Dr. Dinan is now proposing the first-ever linkage between the SEER-Medicare databases and the SEER-Virtual Tissue Repository (VTR), which is a prospective, forward facing version of the work done with the SEER-RTR. Dr. Dinan wants to mine the databases to answer two questions about the use of immunotherapy to treat renal cell carcinoma (RCC). About 20 percent of RCC patients have a “durable response” to these therapies, meaning a potential cure, but no one can predict who those patients will be. Second, between one to three percent of RCC patients have severe toxic reactions to immunotherapies. Again, no one knows beforehand who those patients will be.

This is where Dr. Dinan’s methodology shows its value. Dr. Dinan will use the SEER-Medicare data to identify everybody who received immunotherapy for RCC and identify two cohorts of patients, one that shows evidence of a durable response and another that shows evidence of a severe autoimmune toxicity.

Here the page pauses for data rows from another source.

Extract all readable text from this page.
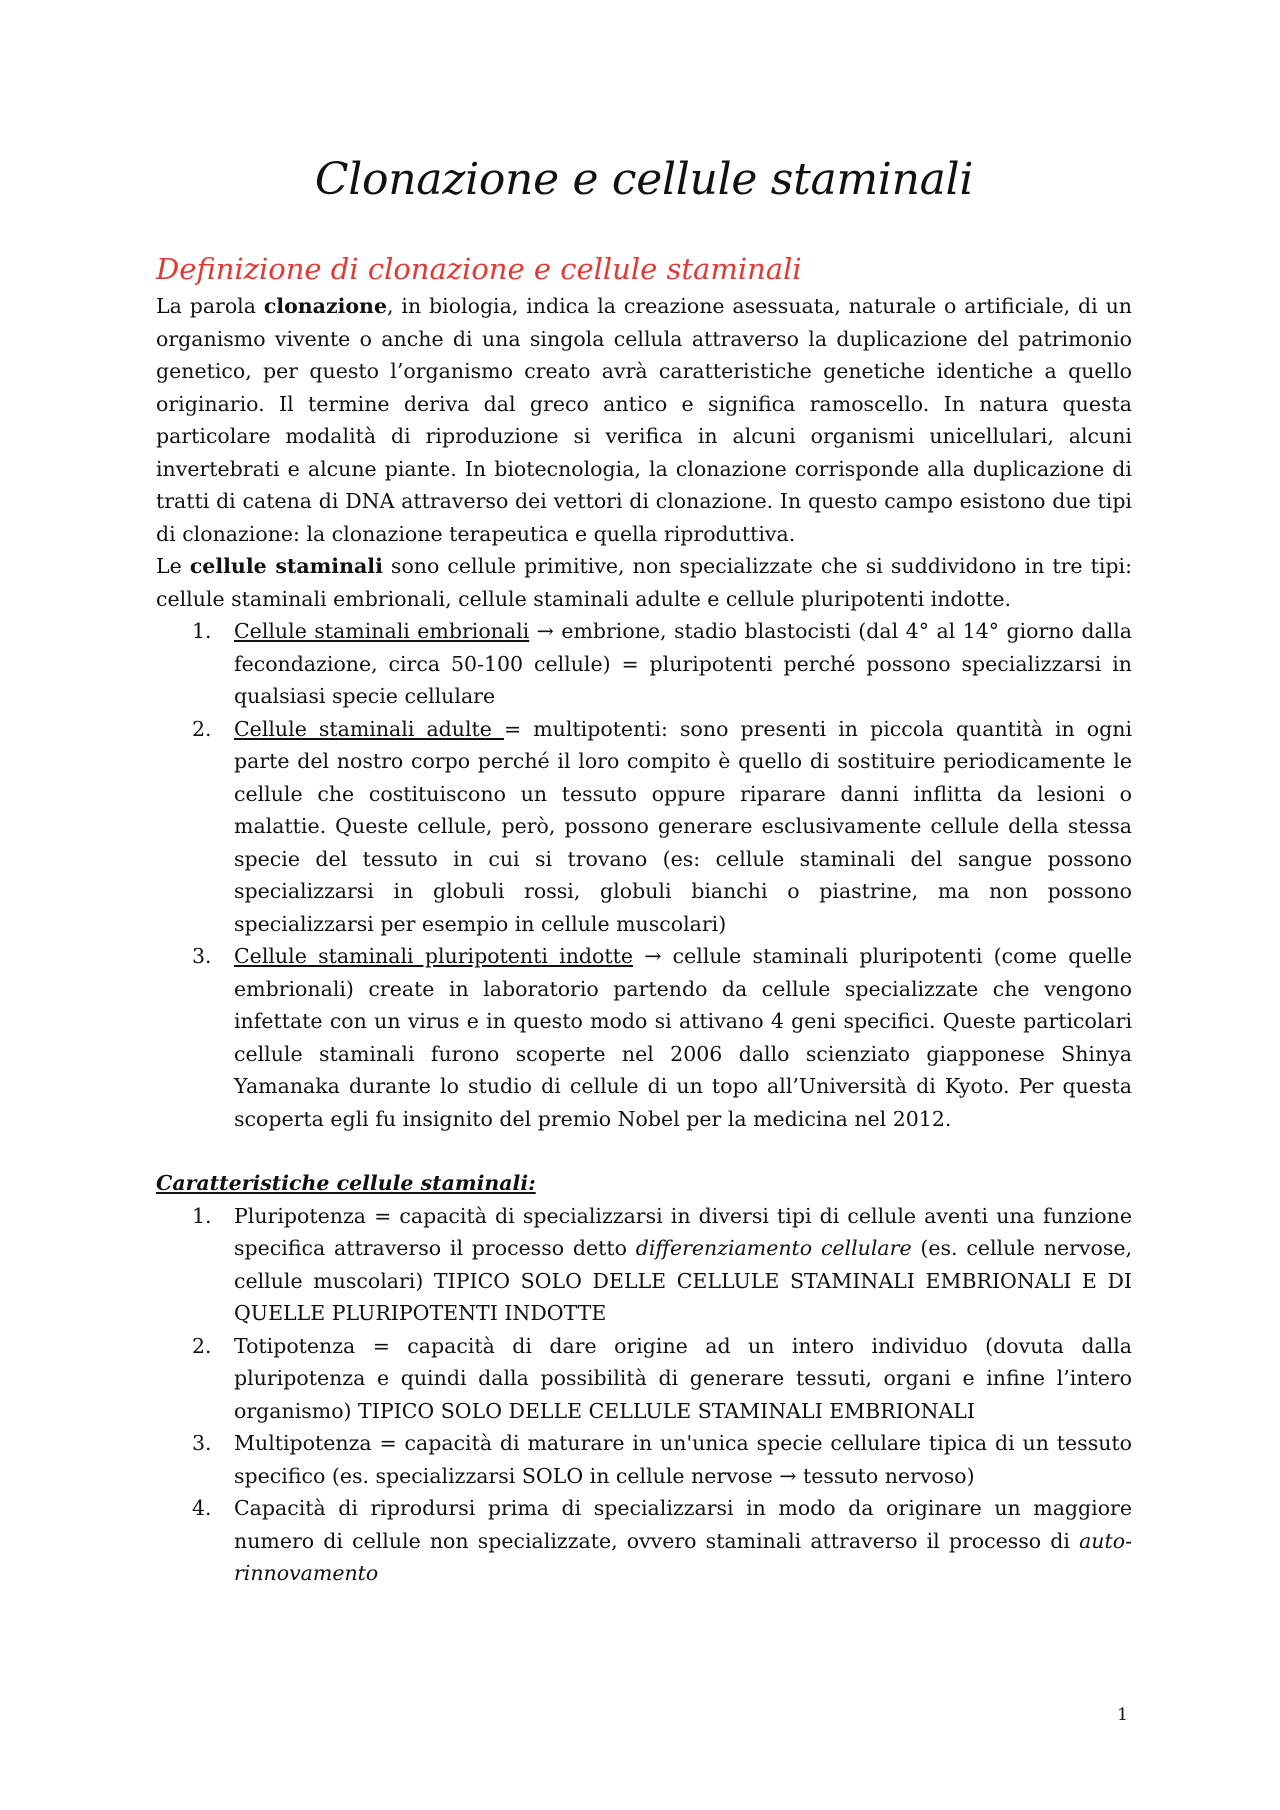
Clonazione e cellule staminali
Definizione di clonazione e cellule staminali

La parola clonazione, in biologia, indica la creazione asessuata, naturale o artificiale, di un organismo vivente o anche di una singola cellula attraverso la duplicazione del patrimonio genetico, per questo l’organismo creato avrà caratteristiche genetiche identiche a quello originario. Il termine deriva dal greco antico e significa ramoscello. In natura questa particolare modalità di riproduzione si verifica in alcuni organismi unicellulari, alcuni invertebrati e alcune piante. In biotecnologia, la clonazione corrisponde alla duplicazione di tratti di catena di DNA attraverso dei vettori di clonazione. In questo campo esistono due tipi di clonazione: la clonazione terapeutica e quella riproduttiva.

Le cellule staminali sono cellule primitive, non specializzate che si suddividono in tre tipi: cellule staminali embrionali, cellule staminali adulte e cellule pluripotenti indotte.

1. Cellule staminali embrionali → embrione, stadio blastocisti (dal 4° al 14° giorno dalla fecondazione, circa 50-100 cellule) = pluripotenti perché possono specializzarsi in qualsiasi specie cellulare
2. Cellule staminali adulte = multipotenti: sono presenti in piccola quantità in ogni parte del nostro corpo perché il loro compito è quello di sostituire periodicamente le cellule che costituiscono un tessuto oppure riparare danni inflitta da lesioni o malattie. Queste cellule, però, possono generare esclusivamente cellule della stessa specie del tessuto in cui si trovano (es: cellule staminali del sangue possono specializzarsi in globuli rossi, globuli bianchi o piastrine, ma non possono specializzarsi per esempio in cellule muscolari)
3. Cellule staminali pluripotenti indotte → cellule staminali pluripotenti (come quelle embrionali) create in laboratorio partendo da cellule specializzate che vengono infettate con un virus e in questo modo si attivano 4 geni specifici. Queste particolari cellule staminali furono scoperte nel 2006 dallo scienziato giapponese Shinya Yamanaka durante lo studio di cellule di un topo all’Università di Kyoto. Per questa scoperta egli fu insignito del premio Nobel per la medicina nel 2012.
Caratteristiche cellule staminali:
1. Pluripotenza = capacità di specializzarsi in diversi tipi di cellule aventi una funzione specifica attraverso il processo detto differenziamento cellulare (es. cellule nervose, cellule muscolari) TIPICO SOLO DELLE CELLULE STAMINALI EMBRIONALI E DI QUELLE PLURIPOTENTI INDOTTE
2. Totipotenza = capacità di dare origine ad un intero individuo (dovuta dalla pluripotenza e quindi dalla possibilità di generare tessuti, organi e infine l’intero organismo) TIPICO SOLO DELLE CELLULE STAMINALI EMBRIONALI
3. Multipotenza = capacità di maturare in un'unica specie cellulare tipica di un tessuto specifico (es. specializzarsi SOLO in cellule nervose → tessuto nervoso)
4. Capacità di riprodursi prima di specializzarsi in modo da originare un maggiore numero di cellule non specializzate, ovvero staminali attraverso il processo di auto-rinnovamento
1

“So, we’ll cherry pick these people,” said Dr. Dinan. “Instead of waiting to see what happens in a clinical trial, we’re going to find the outcome of interest first, and then go back and pull those patients to study what’s different about them. We’ll have their whole clinical profile from the SEER data, their whole treatment profile from Medicare claims, and then we’ll use the SEER-VTR to do genomic sequence analysis on their tumors to see if we can figure out what’s driving these rare events, whether a durable response or a severe reaction. This has huge implications for our ability to study rare events and rare cancers in the future.”